Todas estas ideas son la base de un posible punto de partida para repensar el proyecto y las formas del arte. Uno y otro se asoman hoy a la emergencia de un nuevo cuerpo social, que irrumpe en las sociedades contemporáneas arrastrando consigo todos los problemas antropológicos y políticos del reconocimiento. Es una situación nueva, de creciente complejidad que se nos presenta con la exigencia de un debate abierto que ayude a plantear las nuevas geografías de lo social. Toca al arte y a la cultura del proyecto trazar la cartografía de ese nuevo mundo, es decir, construir los mapas y conceptos que permiten pensar las sociedades contemporáneas en su complejidad global. Esto implica una decisión sobre los tipos de estrategia a seguir en los procesos de intervención. Se trata de trazar proyectos de acuerdo a micropolíticas que permitan individuar e intervenir en lugares y situaciones concretas, un barrio, una escuela, un hospital..., marcadas por su especificidad y en los que la dimensión social resulta fundamental. Es ahí donde el trabajo del arte construye nuevas dimensiones, interpreta lo social y hace posible una dimensión utópica que pasa a ser el horizonte ético de toda experiencia humana.
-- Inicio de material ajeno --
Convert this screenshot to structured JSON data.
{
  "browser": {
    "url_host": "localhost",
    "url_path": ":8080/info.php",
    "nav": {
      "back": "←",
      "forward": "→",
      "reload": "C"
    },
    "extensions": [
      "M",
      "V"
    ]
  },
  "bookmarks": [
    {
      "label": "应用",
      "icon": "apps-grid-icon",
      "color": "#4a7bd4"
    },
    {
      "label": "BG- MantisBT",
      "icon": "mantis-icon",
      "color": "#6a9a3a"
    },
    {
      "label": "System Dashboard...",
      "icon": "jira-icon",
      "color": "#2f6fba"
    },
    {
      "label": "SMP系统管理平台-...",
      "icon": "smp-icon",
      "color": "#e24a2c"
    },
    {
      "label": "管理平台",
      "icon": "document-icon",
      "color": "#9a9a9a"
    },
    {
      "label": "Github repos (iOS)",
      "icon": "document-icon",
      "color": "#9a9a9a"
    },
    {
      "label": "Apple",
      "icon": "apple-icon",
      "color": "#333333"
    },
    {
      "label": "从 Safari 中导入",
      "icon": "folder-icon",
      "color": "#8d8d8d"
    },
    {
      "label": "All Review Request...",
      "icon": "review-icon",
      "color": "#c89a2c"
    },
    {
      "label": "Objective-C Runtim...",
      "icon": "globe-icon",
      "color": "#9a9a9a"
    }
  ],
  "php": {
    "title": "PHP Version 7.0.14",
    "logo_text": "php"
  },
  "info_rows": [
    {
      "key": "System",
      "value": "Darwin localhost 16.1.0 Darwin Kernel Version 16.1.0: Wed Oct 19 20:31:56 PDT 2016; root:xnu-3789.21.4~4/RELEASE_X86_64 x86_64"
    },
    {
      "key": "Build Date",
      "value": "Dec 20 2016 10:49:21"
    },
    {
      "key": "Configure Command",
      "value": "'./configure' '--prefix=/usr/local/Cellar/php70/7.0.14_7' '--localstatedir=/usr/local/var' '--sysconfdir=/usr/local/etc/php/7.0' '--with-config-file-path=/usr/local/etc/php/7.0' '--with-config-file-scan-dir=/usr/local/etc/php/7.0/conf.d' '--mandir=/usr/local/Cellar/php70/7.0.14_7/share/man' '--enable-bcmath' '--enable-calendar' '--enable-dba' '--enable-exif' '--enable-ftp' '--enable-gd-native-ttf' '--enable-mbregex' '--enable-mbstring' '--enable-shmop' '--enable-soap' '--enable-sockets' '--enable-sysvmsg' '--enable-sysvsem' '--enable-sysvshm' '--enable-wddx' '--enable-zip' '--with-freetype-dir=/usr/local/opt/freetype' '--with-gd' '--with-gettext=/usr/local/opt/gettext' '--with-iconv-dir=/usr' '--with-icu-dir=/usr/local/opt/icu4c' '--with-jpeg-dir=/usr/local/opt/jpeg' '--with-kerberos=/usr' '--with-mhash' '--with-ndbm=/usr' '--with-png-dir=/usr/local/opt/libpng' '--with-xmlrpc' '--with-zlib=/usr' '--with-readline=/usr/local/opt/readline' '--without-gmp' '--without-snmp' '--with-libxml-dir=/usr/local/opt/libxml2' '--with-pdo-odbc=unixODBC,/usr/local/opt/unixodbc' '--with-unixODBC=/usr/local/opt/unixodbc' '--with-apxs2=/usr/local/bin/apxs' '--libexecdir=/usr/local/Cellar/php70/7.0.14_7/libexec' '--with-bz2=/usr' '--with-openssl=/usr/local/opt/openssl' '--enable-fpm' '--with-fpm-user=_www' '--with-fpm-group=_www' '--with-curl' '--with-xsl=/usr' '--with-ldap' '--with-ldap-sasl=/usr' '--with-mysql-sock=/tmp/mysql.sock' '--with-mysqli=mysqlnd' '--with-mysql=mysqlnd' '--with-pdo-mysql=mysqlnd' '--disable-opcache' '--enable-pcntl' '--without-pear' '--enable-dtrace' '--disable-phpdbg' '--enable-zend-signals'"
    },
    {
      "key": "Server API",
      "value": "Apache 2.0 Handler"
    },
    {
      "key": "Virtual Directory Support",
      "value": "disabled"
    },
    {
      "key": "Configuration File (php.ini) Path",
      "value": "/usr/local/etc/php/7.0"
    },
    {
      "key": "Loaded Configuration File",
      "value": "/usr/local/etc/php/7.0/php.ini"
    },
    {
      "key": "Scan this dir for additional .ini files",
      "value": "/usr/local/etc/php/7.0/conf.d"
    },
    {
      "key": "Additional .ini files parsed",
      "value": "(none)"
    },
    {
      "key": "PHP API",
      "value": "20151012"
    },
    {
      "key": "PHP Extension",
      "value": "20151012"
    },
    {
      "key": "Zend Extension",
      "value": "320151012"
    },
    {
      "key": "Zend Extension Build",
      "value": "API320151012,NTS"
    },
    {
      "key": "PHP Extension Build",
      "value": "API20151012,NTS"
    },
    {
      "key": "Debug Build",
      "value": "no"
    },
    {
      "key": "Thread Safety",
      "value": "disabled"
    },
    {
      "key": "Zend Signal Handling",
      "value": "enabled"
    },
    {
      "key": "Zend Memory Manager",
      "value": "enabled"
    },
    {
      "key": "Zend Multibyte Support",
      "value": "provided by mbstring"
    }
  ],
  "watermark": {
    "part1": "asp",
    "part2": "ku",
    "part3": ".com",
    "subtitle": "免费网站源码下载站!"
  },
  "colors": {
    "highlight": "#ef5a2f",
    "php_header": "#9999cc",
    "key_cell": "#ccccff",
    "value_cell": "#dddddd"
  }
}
Lo importante es construir una nueva forma de pensar, acorde con las condiciones de la nueva complejidad. Hoy, por ejemplo, la ecología nos obliga a pensar la ciencia y la política al mismo tiempo. Es la debilidad de ciertos discursos sobre la sostenibilidad que terminan siendo un inútil pliego de buenas intenciones. Si nos situamos en esa perspectiva, todo lo que tiene que ver con la cultura del proyecto debe ser repensado. John Berger lo recordaba recientemente. La primera tarea de cualquier cultura es proponer una comprensión del tiempo, de las relaciones del pasado con el futuro, entendidas en su tensión, en la dirección en la que convergen contradicciones y esperanzas, sueños y proyectos. Comme le rêve, le dessin! Sí, como el sueño, el proyecto, en esa extraña relación en la que se encuentran las ideas y los hechos, la tensión de un afuera que la historia transforma y el lugar de un pensamiento que imagina y construye la casa, la polis.